L’anello di Jacob brilla alla luce, mentre solleva la tazza per bere il caffè. «Oggi ha un sapore strano».

Il tempo si ferma. Mi ha scoperto. «L’ho notato», rispondo senza fare una piega. La mia voce non riflette il panico che sento dentro. «Devo pulire la caffettiera. Ci metto un po’ di aceto».

Lui annuisce, distratto, e beve un altro sorso. Poi posa la tazza sul tavolo e si accovaccia contro di me. «Ho bisogno di un pisolino», dice sbadigliando. «Cavolo, è prestissimo».

«Ieri notte non hai dormito abbastanza». Cerco di sbirciare nella sua tazza. Ha finito il caffè? Quanto ne ha bevuto?

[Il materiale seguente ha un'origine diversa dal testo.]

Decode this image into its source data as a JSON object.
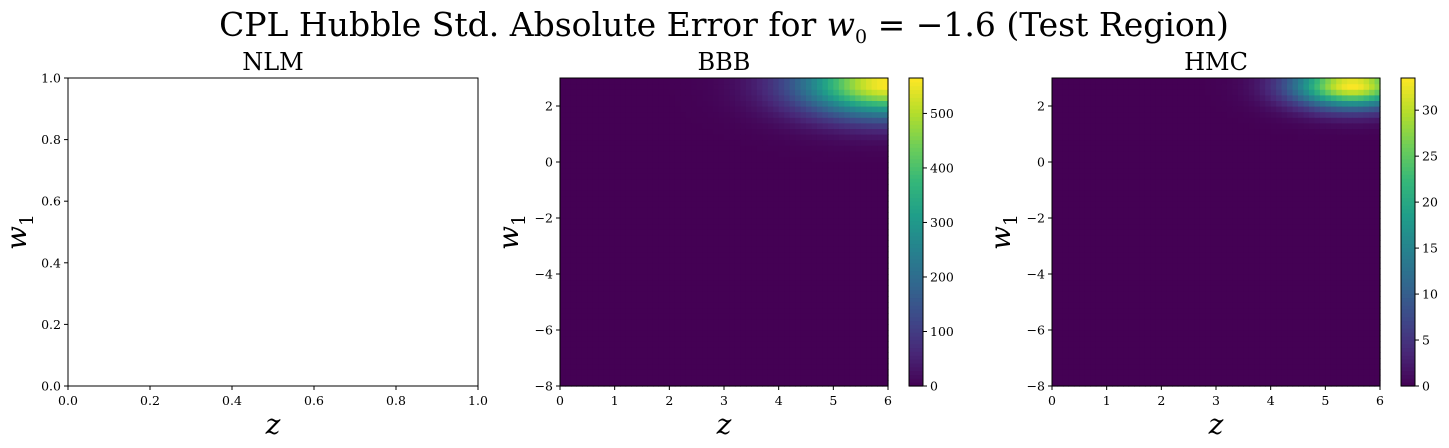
{
  "figure": {
    "title_prefix": "CPL Hubble Std. Absolute Error for ",
    "title_var": "w",
    "title_var_sub": "0",
    "title_eq": " = −1.6 (Test Region)"
  },
  "colors": {
    "viridis": [
      "#440154",
      "#482878",
      "#3e4989",
      "#31688e",
      "#26828e",
      "#1f9e89",
      "#35b779",
      "#6ece58",
      "#b5de2b",
      "#fde725"
    ]
  },
  "chart_data": [
    {
      "type": "heatmap",
      "title": "NLM",
      "xlabel": "z",
      "ylabel_var": "w",
      "ylabel_sub": "1",
      "empty": true,
      "xlim": [
        0,
        1.0
      ],
      "ylim": [
        0,
        1.0
      ],
      "xticks": [
        "0.0",
        "0.2",
        "0.4",
        "0.6",
        "0.8",
        "1.0"
      ],
      "yticks": [
        "0.0",
        "0.2",
        "0.4",
        "0.6",
        "0.8",
        "1.0"
      ]
    },
    {
      "type": "heatmap",
      "title": "BBB",
      "xlabel": "z",
      "ylabel_var": "w",
      "ylabel_sub": "1",
      "empty": false,
      "xlim": [
        0,
        6
      ],
      "ylim": [
        -8,
        3
      ],
      "xticks": [
        "0",
        "1",
        "2",
        "3",
        "4",
        "5",
        "6"
      ],
      "yticks": [
        "−8",
        "−6",
        "−4",
        "−2",
        "0",
        "2"
      ],
      "colorbar": {
        "min": 0,
        "max": 565,
        "ticks": [
          "0",
          "100",
          "200",
          "300",
          "400",
          "500"
        ]
      },
      "peak": {
        "z": 6.0,
        "w1": 2.8,
        "value": 565,
        "spread_z": 1.1,
        "spread_w1": 0.8
      }
    },
    {
      "type": "heatmap",
      "title": "HMC",
      "xlabel": "z",
      "ylabel_var": "w",
      "ylabel_sub": "1",
      "empty": false,
      "xlim": [
        0,
        6
      ],
      "ylim": [
        -8,
        3
      ],
      "xticks": [
        "0",
        "1",
        "2",
        "3",
        "4",
        "5",
        "6"
      ],
      "yticks": [
        "−8",
        "−6",
        "−4",
        "−2",
        "0",
        "2"
      ],
      "colorbar": {
        "min": 0,
        "max": 33.5,
        "ticks": [
          "0",
          "5",
          "10",
          "15",
          "20",
          "25",
          "30"
        ]
      },
      "peak": {
        "z": 5.5,
        "w1": 2.75,
        "value": 33.5,
        "spread_z": 0.75,
        "spread_w1": 0.55
      }
    }
  ]
}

«Torna a letto con me». Mi attira a sé.

Quanto ci vorrà? E se le pillole non funzionassero? Restiamo seduti così per un po’, per troppo.

Poi, finalmente, si alza e barcolla. «Cavolo, forse mi sto ammalando anch’io».

«Non stai bene? Come ti senti?». All’improvviso sono travolta dal senso di colpa. Sembra in qualche modo vulnerabile. E se si addormentasse e non si svegliasse più? Ma quest’uomo mi ha mentito da quando siamo arrivati qui. Ogni secondo.

Mi guarda, curioso. Quanto ancora resterà cosciente? Lo seguo in camera da letto. Sta vacillando. Cade sul letto di pancia; ha gli occhi chiusi e il respiro pesante.

Lo pungolo. Non si muove. Respira ancora, ma sembra privo di sensi.

Frugo nelle sue tasche: le chiavi del furgone non ci sono, eppure l’ho sempre visto metterle lì. Non sono neanche nel piattino sul mobile del corridoio. Non sono in cucina, vicino al portafoglio. Non sono da nessuna parte. Controllo la sua tazza: ha bevuto meno della metà del caffè. Le pillole devono essere più forti di quanto pensassi. Ma quanto tempo ho prima che si svegli?